If Flagstar had lacked standing to bring the action, then the filing of that action was a nullity and the debt had not been accelerated (see 21st Mtge. Corp. v Rudman , ––– AD3d ––––, 2022 NY Slip Op 00031 [2d Dept 2022] ; HSBC Bank USA, N.A. v Spitz , ––– AD3d ––––, 156 N.Y.S.3d 867 [2d Dept 2022] ), but here there can be no claim that there was a lack of standing in the 2011 action. The record demonstrates that plaintiff's predecessor in interest had standing to commence the 2011 action, as a copy of the consolidated note endorsed to Flagstar was attached to the certificate of merit filed with the summons and complaint (see Deutsche Bank Natl. Trust Co. v Smartenko, 199 AD3d 643 [2d Dept 2021] ). Plaintiff claims it has standing to commence the present action, and even if defendant raised triable issues of facts as to plaintiff's standing, she failed to present evidence that plaintiff had no standing as required for dismissal of the complaint (see Wells Fargo Bank, N.A. v Lefkowitz , 171 AD3d 843 [2d Dept 2019] ). There is no proof, or claim, of a voluntary discontinuance of the 2011 action as in Freedom Mortgage Corp. v Engel , supra.

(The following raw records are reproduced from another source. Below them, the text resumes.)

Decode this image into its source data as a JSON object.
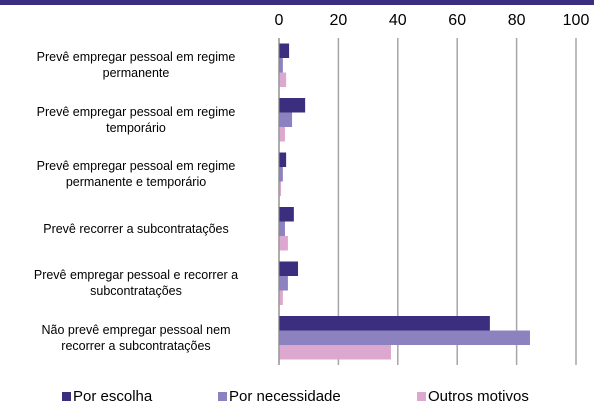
{
  "chart_data": {
    "type": "barh",
    "categories": [
      "Prevê empregar pessoal em regime\npermanente",
      "Prevê empregar pessoal em regime\ntemporário",
      "Prevê empregar pessoal em regime\npermanente e temporário",
      "Prevê recorrer a subcontratações",
      "Prevê empregar pessoal e recorrer a\nsubcontratações",
      "Não prevê empregar pessoal nem\nrecorrer a subcontratações"
    ],
    "series": [
      {
        "name": "Por escolha",
        "color": "#3b2e7e",
        "values": [
          3.4,
          8.8,
          2.4,
          5,
          6.4,
          71
        ]
      },
      {
        "name": "Por necessidade",
        "color": "#8c82c0",
        "values": [
          1.3,
          4.4,
          1.3,
          2,
          3,
          84.5
        ]
      },
      {
        "name": "Outros motivos",
        "color": "#dca8d0",
        "values": [
          2.4,
          2,
          0.7,
          3,
          1.3,
          37.7
        ]
      }
    ],
    "xlim": [
      0,
      100
    ],
    "xticks": [
      0,
      20,
      40,
      60,
      80,
      100
    ],
    "grid": true,
    "legend": "bottom"
  }
}
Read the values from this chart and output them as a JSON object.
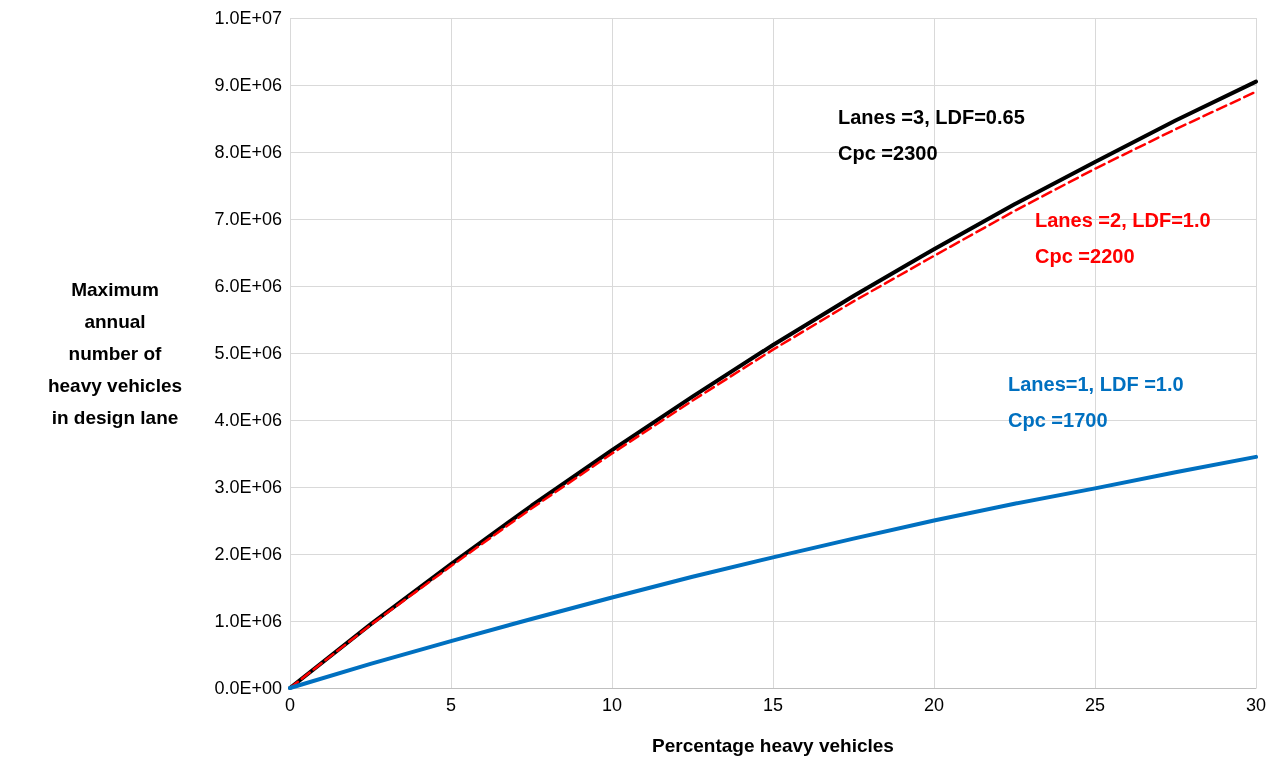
{
  "chart_data": {
    "type": "line",
    "xlabel": "Percentage heavy vehicles",
    "ylabel": "Maximum\nannual\nnumber of\nheavy vehicles\nin design lane",
    "x": [
      0,
      2.5,
      5,
      7.5,
      10,
      12.5,
      15,
      17.5,
      20,
      22.5,
      25,
      27.5,
      30
    ],
    "series": [
      {
        "name": "Lanes =3, LDF=0.65\nCpc =2300",
        "color": "#000000",
        "line_style": "solid",
        "values": [
          0,
          950000,
          1850000,
          2720000,
          3550000,
          4350000,
          5120000,
          5850000,
          6550000,
          7220000,
          7850000,
          8470000,
          9050000
        ]
      },
      {
        "name": "Lanes =2, LDF=1.0\nCpc =2200",
        "color": "#ff0000",
        "line_style": "dashed",
        "values": [
          0,
          940000,
          1820000,
          2680000,
          3500000,
          4290000,
          5050000,
          5770000,
          6450000,
          7120000,
          7750000,
          8340000,
          8900000
        ]
      },
      {
        "name": "Lanes=1, LDF =1.0\nCpc =1700",
        "color": "#0070c0",
        "line_style": "solid",
        "values": [
          0,
          360000,
          700000,
          1030000,
          1350000,
          1660000,
          1950000,
          2230000,
          2500000,
          2750000,
          2980000,
          3220000,
          3450000
        ]
      }
    ],
    "xlim": [
      0,
      30
    ],
    "xticks": [
      0,
      5,
      10,
      15,
      20,
      25,
      30
    ],
    "ylim": [
      0,
      10000000
    ],
    "yticks": [
      {
        "value": 0,
        "label": "0.0E+00"
      },
      {
        "value": 1000000,
        "label": "1.0E+06"
      },
      {
        "value": 2000000,
        "label": "2.0E+06"
      },
      {
        "value": 3000000,
        "label": "3.0E+06"
      },
      {
        "value": 4000000,
        "label": "4.0E+06"
      },
      {
        "value": 5000000,
        "label": "5.0E+06"
      },
      {
        "value": 6000000,
        "label": "6.0E+06"
      },
      {
        "value": 7000000,
        "label": "7.0E+06"
      },
      {
        "value": 8000000,
        "label": "8.0E+06"
      },
      {
        "value": 9000000,
        "label": "9.0E+06"
      },
      {
        "value": 10000000,
        "label": "1.0E+07"
      }
    ],
    "grid": true,
    "legend": false,
    "marker": "none"
  }
}
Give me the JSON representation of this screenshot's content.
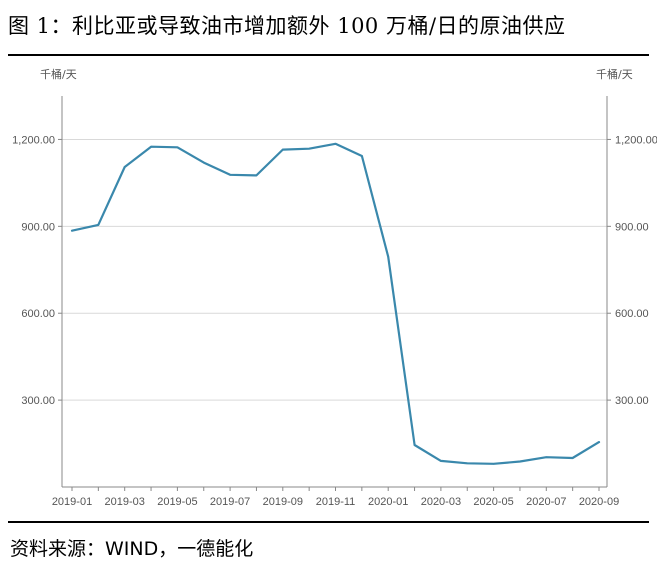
{
  "header": {
    "title": "图 1：利比亚或导致油市增加额外 100 万桶/日的原油供应"
  },
  "footer": {
    "source": "资料来源：WIND，一德能化"
  },
  "chart_data": {
    "type": "line",
    "left_unit": "千桶/天",
    "right_unit": "千桶/天",
    "ylim": [
      0,
      1350
    ],
    "y_ticks": [
      300,
      600,
      900,
      1200
    ],
    "y_tick_labels": [
      "300.00",
      "600.00",
      "900.00",
      "1,200.00"
    ],
    "x": [
      "2019-01",
      "2019-02",
      "2019-03",
      "2019-04",
      "2019-05",
      "2019-06",
      "2019-07",
      "2019-08",
      "2019-09",
      "2019-10",
      "2019-11",
      "2019-12",
      "2020-01",
      "2020-02",
      "2020-03",
      "2020-04",
      "2020-05",
      "2020-06",
      "2020-07",
      "2020-08",
      "2020-09"
    ],
    "x_tick_labels": [
      "2019-01",
      "2019-03",
      "2019-05",
      "2019-07",
      "2019-09",
      "2019-11",
      "2020-01",
      "2020-03",
      "2020-05",
      "2020-07",
      "2020-09"
    ],
    "series": [
      {
        "values": [
          885,
          905,
          1105,
          1175,
          1173,
          1120,
          1078,
          1076,
          1165,
          1168,
          1185,
          1143,
          795,
          145,
          90,
          82,
          80,
          88,
          103,
          100,
          155
        ],
        "color": "#3a88ac"
      }
    ],
    "grid": true
  }
}
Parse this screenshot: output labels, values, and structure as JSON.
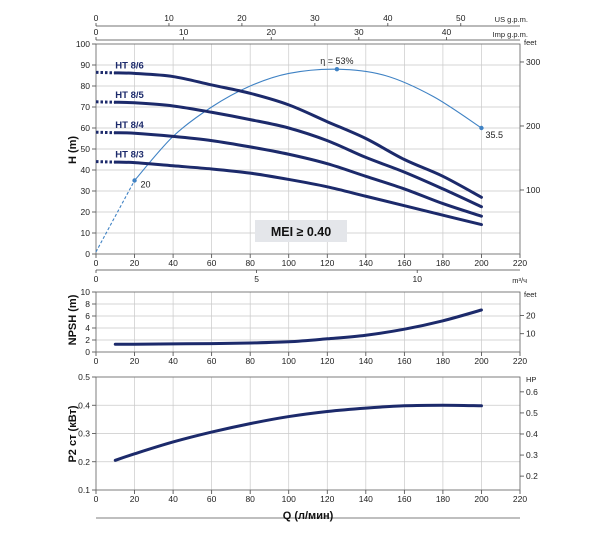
{
  "colors": {
    "curve": "#1c2a6b",
    "efficiency": "#3f82c4",
    "grid": "#c9c9c9",
    "mei_box": "#e4e6ea"
  },
  "chart_data": [
    {
      "id": "head",
      "type": "line",
      "ylabel": "H (m)",
      "ylim": [
        0,
        100
      ],
      "yticks": [
        "0",
        "10",
        "20",
        "30",
        "40",
        "50",
        "60",
        "70",
        "80",
        "90",
        "100"
      ],
      "xlim": [
        0,
        220
      ],
      "xticks": [
        "0",
        "20",
        "40",
        "60",
        "80",
        "100",
        "120",
        "140",
        "160",
        "180",
        "200",
        "220"
      ],
      "top_axis_1": {
        "label": "US g.p.m.",
        "ticks": [
          "0",
          "10",
          "20",
          "30",
          "40",
          "50"
        ]
      },
      "top_axis_2": {
        "label": "Imp g.p.m.",
        "ticks": [
          "0",
          "10",
          "20",
          "30",
          "40"
        ]
      },
      "bottom_axis_2": {
        "label": "m³/ч",
        "ticks": [
          "0",
          "5",
          "10"
        ]
      },
      "right_axis": {
        "label": "feet",
        "ticks": [
          "100",
          "200",
          "300"
        ]
      },
      "series": [
        {
          "name": "HT 8/6",
          "x": [
            0,
            20,
            40,
            60,
            80,
            100,
            120,
            140,
            160,
            180,
            200
          ],
          "y": [
            86.5,
            86,
            84.5,
            80.5,
            76.5,
            71,
            63,
            55,
            45,
            37,
            27
          ]
        },
        {
          "name": "HT 8/5",
          "x": [
            0,
            20,
            40,
            60,
            80,
            100,
            120,
            140,
            160,
            180,
            200
          ],
          "y": [
            72.5,
            72,
            70.5,
            67.5,
            64,
            60,
            54,
            46,
            39,
            31,
            22.5
          ]
        },
        {
          "name": "HT 8/4",
          "x": [
            0,
            20,
            40,
            60,
            80,
            100,
            120,
            140,
            160,
            180,
            200
          ],
          "y": [
            58,
            57.5,
            56,
            54,
            51,
            47.5,
            43,
            37,
            31,
            24,
            18
          ]
        },
        {
          "name": "HT 8/3",
          "x": [
            0,
            20,
            40,
            60,
            80,
            100,
            120,
            140,
            160,
            180,
            200
          ],
          "y": [
            44,
            43.5,
            42,
            40.5,
            38.5,
            35.5,
            32,
            27.5,
            23,
            18.5,
            14
          ]
        }
      ],
      "efficiency": {
        "peak_label": "η = 53%",
        "start_label": "20",
        "end_label": "35.5",
        "x": [
          0,
          20,
          40,
          60,
          80,
          100,
          125,
          150,
          175,
          200
        ],
        "y": [
          1,
          35,
          56,
          70,
          80,
          86,
          88,
          85,
          75,
          60
        ]
      },
      "annotation": "MEI ≥ 0.40"
    },
    {
      "id": "npsh",
      "type": "line",
      "ylabel": "NPSH (m)",
      "ylim": [
        0,
        10
      ],
      "yticks": [
        "0",
        "2",
        "4",
        "6",
        "8",
        "10"
      ],
      "xlim": [
        0,
        220
      ],
      "xticks": [
        "0",
        "20",
        "40",
        "60",
        "80",
        "100",
        "120",
        "140",
        "160",
        "180",
        "200",
        "220"
      ],
      "right_axis": {
        "label": "feet",
        "ticks": [
          "10",
          "20"
        ]
      },
      "series": [
        {
          "name": "NPSH",
          "x": [
            10,
            20,
            40,
            60,
            80,
            100,
            120,
            140,
            160,
            180,
            200
          ],
          "y": [
            1.3,
            1.3,
            1.35,
            1.4,
            1.5,
            1.7,
            2.2,
            2.8,
            3.8,
            5.2,
            7
          ]
        }
      ]
    },
    {
      "id": "power",
      "type": "line",
      "ylabel": "P2 ст (кВт)",
      "xlabel": "Q (л/мин)",
      "ylim": [
        0.1,
        0.5
      ],
      "yticks": [
        "0.1",
        "0.2",
        "0.3",
        "0.4",
        "0.5"
      ],
      "xlim": [
        0,
        220
      ],
      "xticks": [
        "0",
        "20",
        "40",
        "60",
        "80",
        "100",
        "120",
        "140",
        "160",
        "180",
        "200",
        "220"
      ],
      "right_axis": {
        "label": "HP",
        "ticks": [
          "0.2",
          "0.3",
          "0.4",
          "0.5",
          "0.6"
        ]
      },
      "series": [
        {
          "name": "P2",
          "x": [
            10,
            20,
            40,
            60,
            80,
            100,
            120,
            140,
            160,
            180,
            200
          ],
          "y": [
            0.205,
            0.228,
            0.27,
            0.305,
            0.335,
            0.36,
            0.378,
            0.39,
            0.398,
            0.4,
            0.398
          ]
        }
      ]
    }
  ]
}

Instead, plaintiff argues that the 2011 action was a nullity by virtue of being dismissed by the Appellate Division "for improper acceleration," and therefore, in the absence of an acceleration of the entire debt, plaintiff was free to commence a new action. That argument is rejected. Contrary to plaintiff's characterization, the dismissal of the prior action was for failure to comply with the pre-foreclosure notice requirements of RPAPL § 1304, not for improper acceleration. The mere dismissal of an action has been held not be an act revoking acceleration (see Federal Natl. Mtge. Assn. v Woolstone , 196 AD3d 548 [2d Dept 2021] ; Nationstar Mtge., LLC v Weisz , 195 AD3d 934 [2d Dept 2021] ; HSBC Bank USA, N.A. v Hochstrasser , 193 AD3d 915 [2d Dept 2021] ; see also 53rd Street, LLC v. U.S. Bank National Association , 8 F4th 74 [2d Cir, 2021] ). While compliance with RPAPL § 1304 is a condition precedent to the commencement of a foreclosure action, it is not part of plaintiff's prima facie case and is not jurisdictional (see Bank of Am., N.A. v Cord , 168 AD3d 896 [2d Dept 2019] ; U.S. Bank N.A. v Carey , 137 AD3d 894 [2d Dept 2016] ). The court could find no authority holding that dismissal on RPAPL § 1304 grounds is an affirmative act of revocation of acceleration or renders the action a nullity as would lack of standing. In fact, dismissal of an action for failure to meet a condition precedent does not render it a nullity (see generally Parker v Mack , 61 NY2d 114 [1984] ; Carrick v Central Gen. Hosp. , 51 NY2d 242 [1980] ). Plaintiff has therefore failed to rebut defendant's prima facie showing, requiring dismissal of the action.
Accordingly, plaintiff's motion is denied and upon searching the record, the Court dismisses plaintiff's complaint. Plaintiff's proposed order is marked "Not Signed."
The foregoing constitutes the decision and order of the Court.